In August 2010 – in the case of Watkins v British Telecommunications – BT admitted that workers involved in the testing, tracing and installation of telephone lines had been provided with equipment which produced loud, high-pitched tones and damaged their hearing.
The case resulted in numerous claims for BT workers hearing injury compensation being made and, as many of the injuries had developed years before, BT announced it would not impose the three-year Statute of Limitations which usually limits an employer´s responsibility for workplace injuries.
However, in June 2012, the company changed its mind about allowing a limitless period in which to claim compensation for BT workers hearing injuries, and announced that – from January 1st 2013 – any BT worker claim for hearing injury compensation would be contested if it was made after the three-year Statute of Limitations had expired.
This means that former and current employees who have been diagnosed with a hearing disorder within the last three years which is attributable to BT´s negligence are still eligible for compensation for BT workers hearing injuries and receive recompense for their damaged hearing.

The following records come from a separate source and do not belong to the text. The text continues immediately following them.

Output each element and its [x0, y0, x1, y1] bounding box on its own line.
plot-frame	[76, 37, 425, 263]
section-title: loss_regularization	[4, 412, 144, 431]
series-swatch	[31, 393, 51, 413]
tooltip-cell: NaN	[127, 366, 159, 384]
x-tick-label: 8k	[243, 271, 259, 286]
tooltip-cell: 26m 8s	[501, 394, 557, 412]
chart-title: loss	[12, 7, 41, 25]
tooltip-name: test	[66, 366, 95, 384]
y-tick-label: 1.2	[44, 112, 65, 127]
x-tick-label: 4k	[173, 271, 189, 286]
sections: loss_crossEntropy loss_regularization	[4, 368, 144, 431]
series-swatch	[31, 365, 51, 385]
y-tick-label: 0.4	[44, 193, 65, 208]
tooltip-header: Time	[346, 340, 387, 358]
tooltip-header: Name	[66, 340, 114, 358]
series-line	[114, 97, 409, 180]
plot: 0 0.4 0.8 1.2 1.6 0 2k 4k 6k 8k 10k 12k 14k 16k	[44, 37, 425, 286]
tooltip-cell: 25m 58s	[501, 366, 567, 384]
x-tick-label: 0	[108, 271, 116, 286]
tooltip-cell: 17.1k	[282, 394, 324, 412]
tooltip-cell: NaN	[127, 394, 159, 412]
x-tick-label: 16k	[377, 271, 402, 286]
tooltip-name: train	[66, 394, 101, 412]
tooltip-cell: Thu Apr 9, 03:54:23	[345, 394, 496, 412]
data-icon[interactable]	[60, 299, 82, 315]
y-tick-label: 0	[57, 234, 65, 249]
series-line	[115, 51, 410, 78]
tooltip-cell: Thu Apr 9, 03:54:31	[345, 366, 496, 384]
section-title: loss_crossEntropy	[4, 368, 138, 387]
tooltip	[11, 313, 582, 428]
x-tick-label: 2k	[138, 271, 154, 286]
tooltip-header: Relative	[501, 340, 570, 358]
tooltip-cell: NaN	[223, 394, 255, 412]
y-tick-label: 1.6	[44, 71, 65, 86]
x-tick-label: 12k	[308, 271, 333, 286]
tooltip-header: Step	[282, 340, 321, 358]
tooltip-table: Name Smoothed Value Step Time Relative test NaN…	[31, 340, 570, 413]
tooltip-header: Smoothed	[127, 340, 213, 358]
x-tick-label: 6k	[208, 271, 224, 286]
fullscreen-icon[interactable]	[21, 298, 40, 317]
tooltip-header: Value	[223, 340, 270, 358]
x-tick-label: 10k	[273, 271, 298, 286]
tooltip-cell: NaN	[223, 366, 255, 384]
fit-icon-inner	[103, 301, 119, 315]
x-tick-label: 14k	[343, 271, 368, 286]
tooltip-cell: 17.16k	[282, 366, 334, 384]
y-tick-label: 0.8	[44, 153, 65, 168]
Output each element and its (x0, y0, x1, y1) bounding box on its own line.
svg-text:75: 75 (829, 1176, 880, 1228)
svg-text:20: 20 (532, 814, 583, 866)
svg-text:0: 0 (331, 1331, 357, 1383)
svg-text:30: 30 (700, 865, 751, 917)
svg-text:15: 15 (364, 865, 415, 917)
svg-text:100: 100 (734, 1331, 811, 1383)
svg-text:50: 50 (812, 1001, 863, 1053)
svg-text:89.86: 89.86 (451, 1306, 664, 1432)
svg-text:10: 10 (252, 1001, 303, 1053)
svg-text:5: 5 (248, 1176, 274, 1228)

Former and current BT employees not involved with the installation of lines, but who have sustained damaged hearing due to working within range of excessive noise produced by jack hammers and Kango hammers, and who were not provided with suitable protection for their hearing, are also eligible for compensation – provided that their hearing injury has been diagnosed within the last three years.
The Communication Workers Union (CWU) has advised any current or former BT worker suffering from tinnitus, damaged hearing or premature deafness which is due to BT´s negligence to speak with a solicitor at the first practical opportunity.